Companies are typically tied to a contract for a specific period, usually one to three years. This means you cannot transfer to another supplier in the middle of the deal without possibly incurring penalties and fees. As such, smaller businesses usually receive a reminder from Ofgem containing details of the current contract as well as the pitfalls of switching before the deal is up. As a guide for small businesses who are in the process of changing suppliers for the first time, take note of the following steps and reminders.
Step 1: Terminating your current contract
You need to terminate your existing contract proactively, otherwise, the supplier will automatically renew it for another term. For some, the extension does not sound like a bad idea, but the problem is, your supplier will likely put you on a more expensive rate. As such, communicate with your supplier before your current term expires and request to have it terminated when the time is up.
Your current supplier will only give you a specific amount of time to cancel your agreement. As such it is vital to have a reminder set in case your business does not belong in Ofgem’s category of companies eligible to receive reminder letters.
Step 2: Shopping around for new rates
After terminating your contract, you can now proceed to the next step which is comparing prices and shopping around for a new provider.
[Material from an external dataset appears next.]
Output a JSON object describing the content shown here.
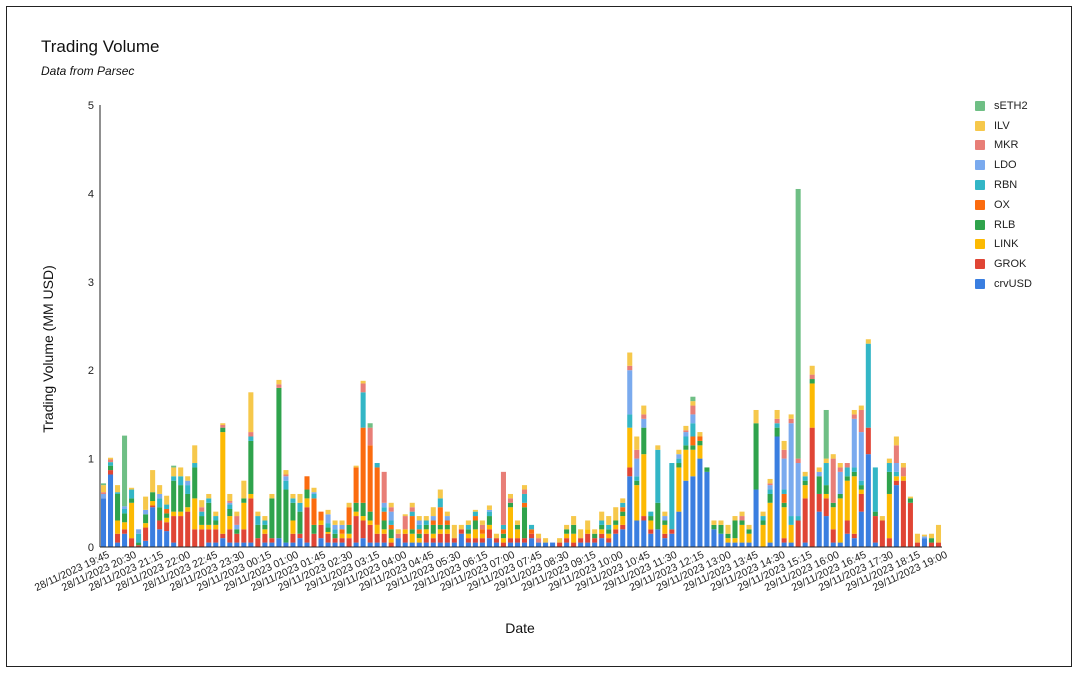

For a more comprehensive process of searching for a new rate, take note of the following suggestions:
- Use a utility comparison website like Utility Bidder to compare quotes from different suppliers. Comparison websites also offer a one-stop shop for switching to a new provider, which means you have the choice to use their services or not.
- If you have the time to do it, you can also personally call each of the big six for a quote. You should also consider other small suppliers because they may have better offers than the big players.
- The last option is to hire a broker to manage the entire process for you.
Choosing which route to take in finding the best rate is all about convenience and the time you are willing to spend if you want to take on the task yourself.
Step 3: Transferring to the new supplier
It may take longer for a business to switch from one provider to another compared to residential consumers. Since the new contract does not begin until your current agreement expires, you will need to wait until then for the new deal to kick in. Before your new agreement starts, ask your previous supplier for a final invoice, and make sure that all paperwork is signed by the proper signatory to prevent any issues later.